Though with the twentieth and last printed edition published in 1948 and Pope Paul’s December 1965 Motu Proprio (see also) reorganising the curia failing to renew or reinstate it as a part of canon law, an official notitiรฆ from the Congregation for the Doctrine of the Faith effectively abolished the Catholic Church’s list of prohibited books. In circulation and updated since 1571, the Church realised that their censorship and denunciations often carried the opposite effect than the one intended and chose instead to emphasise the moral and persuasive force of the banned books index rather than focus on punitive controls.
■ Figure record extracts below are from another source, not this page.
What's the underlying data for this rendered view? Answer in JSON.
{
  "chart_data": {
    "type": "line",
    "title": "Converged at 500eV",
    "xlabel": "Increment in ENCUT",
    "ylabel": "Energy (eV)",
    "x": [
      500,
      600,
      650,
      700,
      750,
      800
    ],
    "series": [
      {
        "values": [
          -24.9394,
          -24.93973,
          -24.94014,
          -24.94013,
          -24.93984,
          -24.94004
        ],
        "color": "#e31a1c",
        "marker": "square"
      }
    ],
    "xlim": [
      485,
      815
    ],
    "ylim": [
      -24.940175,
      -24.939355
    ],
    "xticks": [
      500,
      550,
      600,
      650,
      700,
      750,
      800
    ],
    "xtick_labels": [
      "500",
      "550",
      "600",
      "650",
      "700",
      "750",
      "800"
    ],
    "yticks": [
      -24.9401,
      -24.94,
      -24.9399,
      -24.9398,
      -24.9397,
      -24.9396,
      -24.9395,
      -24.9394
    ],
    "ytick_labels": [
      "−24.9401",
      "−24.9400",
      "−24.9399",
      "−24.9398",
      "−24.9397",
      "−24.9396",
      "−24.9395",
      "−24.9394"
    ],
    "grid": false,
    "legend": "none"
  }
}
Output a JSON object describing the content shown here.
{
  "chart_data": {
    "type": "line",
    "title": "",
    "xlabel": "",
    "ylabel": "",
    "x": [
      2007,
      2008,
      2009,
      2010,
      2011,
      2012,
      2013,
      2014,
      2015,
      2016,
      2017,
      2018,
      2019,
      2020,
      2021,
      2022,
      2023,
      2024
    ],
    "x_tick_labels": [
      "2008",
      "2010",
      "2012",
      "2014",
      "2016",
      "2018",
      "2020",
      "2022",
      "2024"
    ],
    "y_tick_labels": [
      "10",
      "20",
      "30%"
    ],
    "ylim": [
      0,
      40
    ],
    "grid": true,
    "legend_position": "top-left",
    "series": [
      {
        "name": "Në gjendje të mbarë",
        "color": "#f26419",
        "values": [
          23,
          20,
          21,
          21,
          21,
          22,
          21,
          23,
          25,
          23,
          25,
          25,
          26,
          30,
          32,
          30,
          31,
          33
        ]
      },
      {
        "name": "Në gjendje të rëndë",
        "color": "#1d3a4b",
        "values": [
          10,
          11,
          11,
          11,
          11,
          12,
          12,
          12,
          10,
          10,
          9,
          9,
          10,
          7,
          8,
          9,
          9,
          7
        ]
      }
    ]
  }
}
Among those authors blacklisted include Voltaire, Jean-Jacques Rousseau, Baruch Spinoza, Immanuel Kant, Francis Bacon, Nicolaus Copernicus, Galileo Galilei, Blaise Pascal and John Milton.

Sunday 13 June 2021

antonio di padua

Priest and Franciscan friar and Doctor of the Church, Anthony of Lisbon (*1195 - †1231 in the commune west of Venice) is one of the most popular and quickly canonised among the cult of the saints and was acclaimed in his lifetime for giving powerful and persuasive sermons, even keeping a school of fish in rapt attention once and reputation for care for the poor and sick. Invoked in the name of lost things—credited first with the restoration of his own psalter full of notes when Anthony feared it was gone forever—his extensive patronage (see previously) includes things prone to going missing like mail, mariners, shipwrecks, travellers and lost souls, though not all who wander… Anthony in the extended sense is also the protector of the elderly, fisherfolk, amputees, Native Americans, harvests, watermen, horses, travel hosts and counter-revolutionaries.

Saturday 5 June 2021

vitae bonifatius

Feted on this day on the occasion of his martyrdom (*675) on this day in 754 near Dokkum in Friesland, Boniface, from the Devon village of Crediton, was a leading figure of the Anglo-Saxon mission to the Frankish Empire and whose influence, reforms and alliances-including the union of the papacy with the Carolingian dynasty and the successor transnational organisations, like the Holy and Roman Empire of the Germans and the EU, and is celebrated as a missionary and uniter and peace-maker, the Apostle to the Germans acclaimed almost immediately after his death as patron of the country and Fulda, his major shrine. The basilica minor is not far away from the modern day town of Fritzlar where Boniface reportedly, dramatically chopped down the Donar Oak (considered sacred to Jupiter through interpretatio romana) to illustrate that no punishment would be meted out for this perceived desecration and went on to build a chapel dedicated to Saint Peter from the lumber. Winning converts, Boniface encouraged widespread destruction of pagan sites, especially sacred groves. Though probably only an inventive story, the saint is sometimes credited with the invention of the Christmas tree as a way to coopt and supplant native customs. Boniface and his retinue were killed by highway robbers en route to Frisia, hoping to find more followers in the north, their attackers sorely disappointed to find only books and manuscripts instead of treasure.